Re: my wife's emotional affair
You really should be verifying her commitment to you and the marriage. We've seen on theses threads more times than not the LS trusting their DS blindly after d-day only to have the affair go underground.
You both have a common goal of being open and honest? Wasn't that your common goal on the day you got married? She's already violated your trust and doesn't deserve it until she shows through her actions that she's really on the same page with you again. Due to the nature of EAs, it will be very difficult for her to keep NC.
It sounds like your wife was very heavy into an EA with the OM, this will not be easy for her to get over. You need to be vigilant, because she will crave the attention he gave to her and the attention won't be the same coming from you. It's an addiction and it doesn't go away just because the DS says they'll stop.
I'm so sorry you have to go through this, but stay vigilant and keep digging. Your wife states the affair was not physical, but be braced for the fact that most DS's trickle truth and it's very possible she had a PA too. Especially if she hasn't been sleeping with you, it's possible it was her way of being faithful to the OM.
Please tell the OMW, because it increases your chances of saving your marriage. The OM will be busy saving his own marriage and will most likely toss aside your wife. Don't tell your wife you're doing this, she will want to protect the OM. She'll also realize that by exposing to the OMW, the affair will most likely be truly dead and no longer an option. She'll may be furious with you for exposing, but that's evidence of a DS who wasn't really ready to recommit. They're loyalities are with the OM.

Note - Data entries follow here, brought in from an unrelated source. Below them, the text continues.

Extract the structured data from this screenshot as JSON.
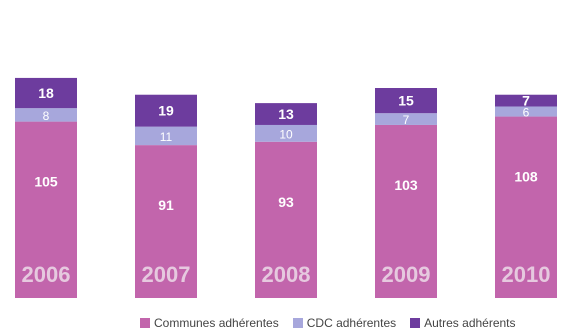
{
  "chart_data": {
    "type": "bar",
    "stacked": true,
    "categories": [
      "2006",
      "2007",
      "2008",
      "2009",
      "2010"
    ],
    "series": [
      {
        "name": "Communes adhérentes",
        "values": [
          105,
          91,
          93,
          103,
          108
        ],
        "color": "#c265ac"
      },
      {
        "name": "CDC adhérentes",
        "values": [
          8,
          11,
          10,
          7,
          6
        ],
        "color": "#a7a7dc"
      },
      {
        "name": "Autres adhérents",
        "values": [
          18,
          19,
          13,
          15,
          7
        ],
        "color": "#6d3c9e"
      }
    ],
    "title": "",
    "xlabel": "",
    "ylabel": "",
    "ylim": [
      0,
      131
    ],
    "grid": false,
    "legend": "bottom"
  }
}
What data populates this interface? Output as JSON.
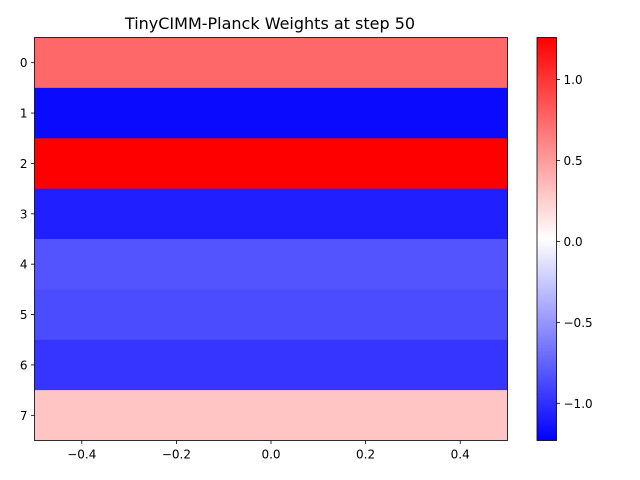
{
  "chart_data": {
    "type": "heatmap",
    "title": "TinyCIMM-Planck Weights at step 50",
    "xlabel": "",
    "ylabel": "",
    "colormap": "bwr",
    "rows": [
      "0",
      "1",
      "2",
      "3",
      "4",
      "5",
      "6",
      "7"
    ],
    "values": [
      0.75,
      -1.18,
      1.26,
      -1.08,
      -0.82,
      -0.86,
      -0.97,
      0.3
    ],
    "xlim": [
      -0.5,
      0.5
    ],
    "x_ticks": [
      -0.4,
      -0.2,
      0.0,
      0.2,
      0.4
    ],
    "x_tick_labels": [
      "−0.4",
      "−0.2",
      "0.0",
      "0.2",
      "0.4"
    ],
    "colorbar": {
      "range": [
        -1.23,
        1.26
      ],
      "ticks": [
        -1.0,
        -0.5,
        0.0,
        0.5,
        1.0
      ],
      "tick_labels": [
        "−1.0",
        "−0.5",
        "0.0",
        "0.5",
        "1.0"
      ]
    },
    "grid": false
  }
}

Be aware of your wife and if you think she is truly remorseful. A remoseful spouse who wants to commit will be willing to do anything to save the marriage. They'll offer to expose to the world, they'll get tested for STD's, they'll take a polygraph, they'll reveal all passwords, they'll offer to be GPS tracked, they'll take all blame for the actual affair . . . these are indicators you have a spouse who is serious about saving the marriage. If the DS balks at anything you need to heal, blameshifts, gets defensive, and trickle truths . . . it is not a good sign.